Last fall, Metropolitan Community College opened the MCC Gallery of Art and Design at the Elkhorn Valley Campus on 204th and Dodge.  MCC boasts a strong visual arts program with notable faculty: sculptor Jamie Burmeister, painter Patricia Hollins and photographer Jim Butkus included, but this is the College’s first official art gallery (though it did previously and continues to exhibit student work in hallways).  Gallery Director and Photography Instructor Sheila Talbitzer-Reynolds’ Gallery Management class students, with guidance, coordinate everything: researching the artists and promoting the exhibitions, hanging the art, coordinating receptions and educating gallery visitors.

After gathering artist recommendations from other faculty, the students select an artist from the list of potentials and make presentations about why their chosen artist is best fit for the gallery to the Dean and a faculty committee who then make the official exhibition selection.  The student of the chosen artist then moves forward with coordinating the exhibition.

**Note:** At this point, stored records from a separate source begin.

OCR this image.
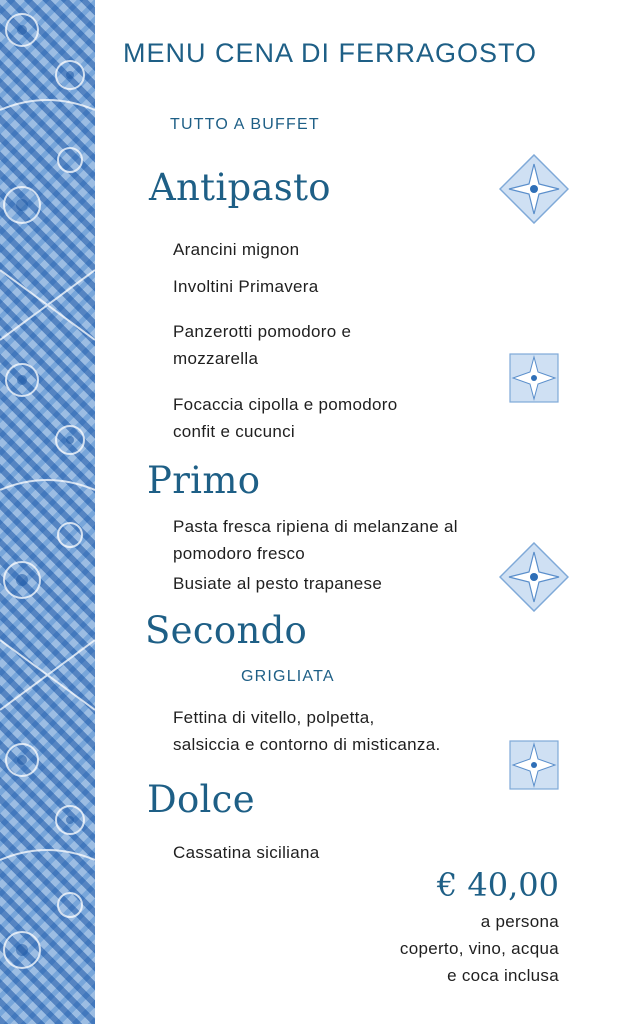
MENU CENA DI FERRAGOSTO
TUTTO A BUFFET
Antipasto
Arancini mignon
Involtini Primavera
Panzerotti pomodoro e
mozzarella
Focaccia cipolla e pomodoro
confit e cucunci
Primo
Pasta fresca ripiena di melanzane al
pomodoro fresco
Busiate al pesto trapanese
Secondo
GRIGLIATA
Fettina di vitello, polpetta,
salsiccia e contorno di misticanza.
Dolce
Cassatina siciliana
€ 40,00
a persona
coperto, vino, acqua
e coca inclusa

There has been a series of faculty exhibits, but the first artist to be given a solo exhibition is Jason Scuilla (student Dana Wickwire presented the artist last quarter), a print-maker from Manhattan, KS with an MFA from the Tyler School of Art in Philadelphia. His show “Rome Re-Imagined,” opened March 16.  Scuilla’s etchings are said to have the look of artwork from ancient civilizations, as he recently spent a year studying Etruscan, Byzantine and medieval and Renaissance art in Rome.

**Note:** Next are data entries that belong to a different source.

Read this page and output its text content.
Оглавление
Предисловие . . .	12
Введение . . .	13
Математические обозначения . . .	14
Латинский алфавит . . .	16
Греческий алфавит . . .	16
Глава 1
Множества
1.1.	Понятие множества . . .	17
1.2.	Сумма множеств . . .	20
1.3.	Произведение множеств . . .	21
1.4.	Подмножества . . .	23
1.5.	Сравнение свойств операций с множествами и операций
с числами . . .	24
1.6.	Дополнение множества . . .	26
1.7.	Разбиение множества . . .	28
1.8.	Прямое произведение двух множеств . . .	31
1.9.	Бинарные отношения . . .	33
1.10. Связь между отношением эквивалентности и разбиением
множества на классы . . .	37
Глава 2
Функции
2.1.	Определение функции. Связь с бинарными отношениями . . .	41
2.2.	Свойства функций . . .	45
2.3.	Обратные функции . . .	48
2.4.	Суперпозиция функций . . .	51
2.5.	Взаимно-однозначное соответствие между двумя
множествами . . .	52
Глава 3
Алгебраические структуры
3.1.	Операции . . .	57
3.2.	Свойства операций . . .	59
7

My face-value impression was of intricately crafted etchings of seemingly every-day subjects, like feet or staircases, which seem mysterious and even eerie or erotic.  The black-and-white renderings definitely have an old-world feel, with a sense of Durer’s emotive quality and Escher’s obscurity.  Definitely worth a check-out.

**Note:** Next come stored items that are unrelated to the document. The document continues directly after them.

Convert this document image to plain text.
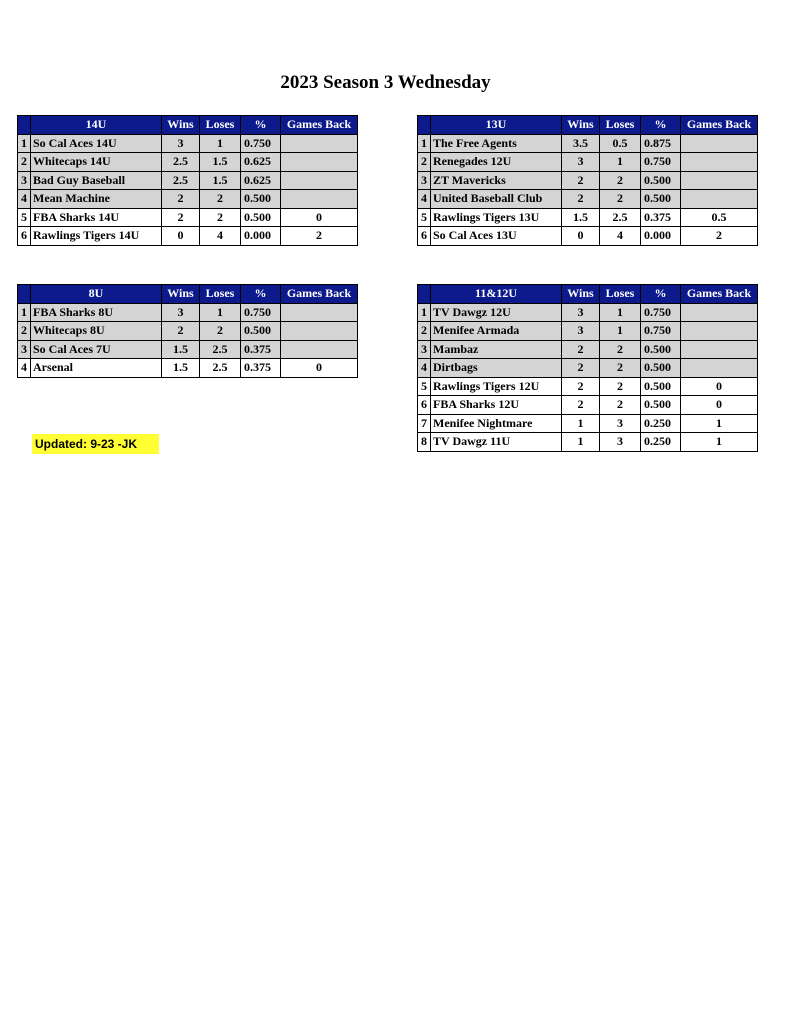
2023 Season 3 Wednesday
	14U	Wins	Loses	%	Games Back
1	So Cal Aces 14U	3	1	0.750	
2	Whitecaps 14U	2.5	1.5	0.625	
3	Bad Guy Baseball	2.5	1.5	0.625	
4	Mean Machine	2	2	0.500	
5	FBA Sharks 14U	2	2	0.500	0
6	Rawlings Tigers 14U	0	4	0.000	2
	13U	Wins	Loses	%	Games Back
1	The Free Agents	3.5	0.5	0.875	
2	Renegades 12U	3	1	0.750	
3	ZT Mavericks	2	2	0.500	
4	United Baseball Club	2	2	0.500	
5	Rawlings Tigers 13U	1.5	2.5	0.375	0.5
6	So Cal Aces 13U	0	4	0.000	2
	8U	Wins	Loses	%	Games Back
1	FBA Sharks 8U	3	1	0.750	
2	Whitecaps 8U	2	2	0.500	
3	So Cal Aces 7U	1.5	2.5	0.375	
4	Arsenal	1.5	2.5	0.375	0
	11&12U	Wins	Loses	%	Games Back
1	TV Dawgz 12U	3	1	0.750	
2	Menifee Armada	3	1	0.750	
3	Mambaz	2	2	0.500	
4	Dirtbags	2	2	0.500	
5	Rawlings Tigers 12U	2	2	0.500	0
6	FBA Sharks 12U	2	2	0.500	0
7	Menifee Nightmare	1	3	0.250	1
8	TV Dawgz 11U	1	3	0.250	1
Updated: 9-23 -JK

Scuilla’s artist statement offers clear accounts of his inspirations and ideas behind each of his works. Here is an excerpt regarding his renderings of feet:

The Monumental fragments of Italian sculpture in Rome have inspired several prints in this body of work.  Most recently, the large foot fragment in the courtyard of the Capitoline Museum has fueled my image making.  While in Rome I was able to visit the Domus Aureus, Emperor Nero’s pleasure palace, and learned the interesting story of the Colossus of Nero.  According to legend, a colossal statue of the malicious roman emperor Nero once stood where the coliseum stands today.  It is believed that Nero ordered the burning of peasant housing developments in order to make room for his colossal portrait.  Inspired by this and other chilling stories of Nero’s reign as emperor, I’m in the process of creating a series of intense, gnarly, foot fragments of what I imagine the foot of Nero could have looked like, if it were to be a reflection on his character.  I have taken imaginative liberties on these images, enlarging the foot to an impossibly large scale and disregarding the original idealized roman form for a more grotesque interpretation.”

Jason Scuilla’s exhibit, “Rome Re-Imagined,” runs through April 14. Gallery hours are Monday-Friday from 9AM to 6PM. For more info go to mccneb.eduwww.jasonscuilla.com. or http://www.mccneb.edu.

The gallery’s next exhibit will open May 1, the Juried Visual Arts Student Show which will run through May 17.  There will be an opening night reception on the evening of the first, which is a Friday, time to be announced.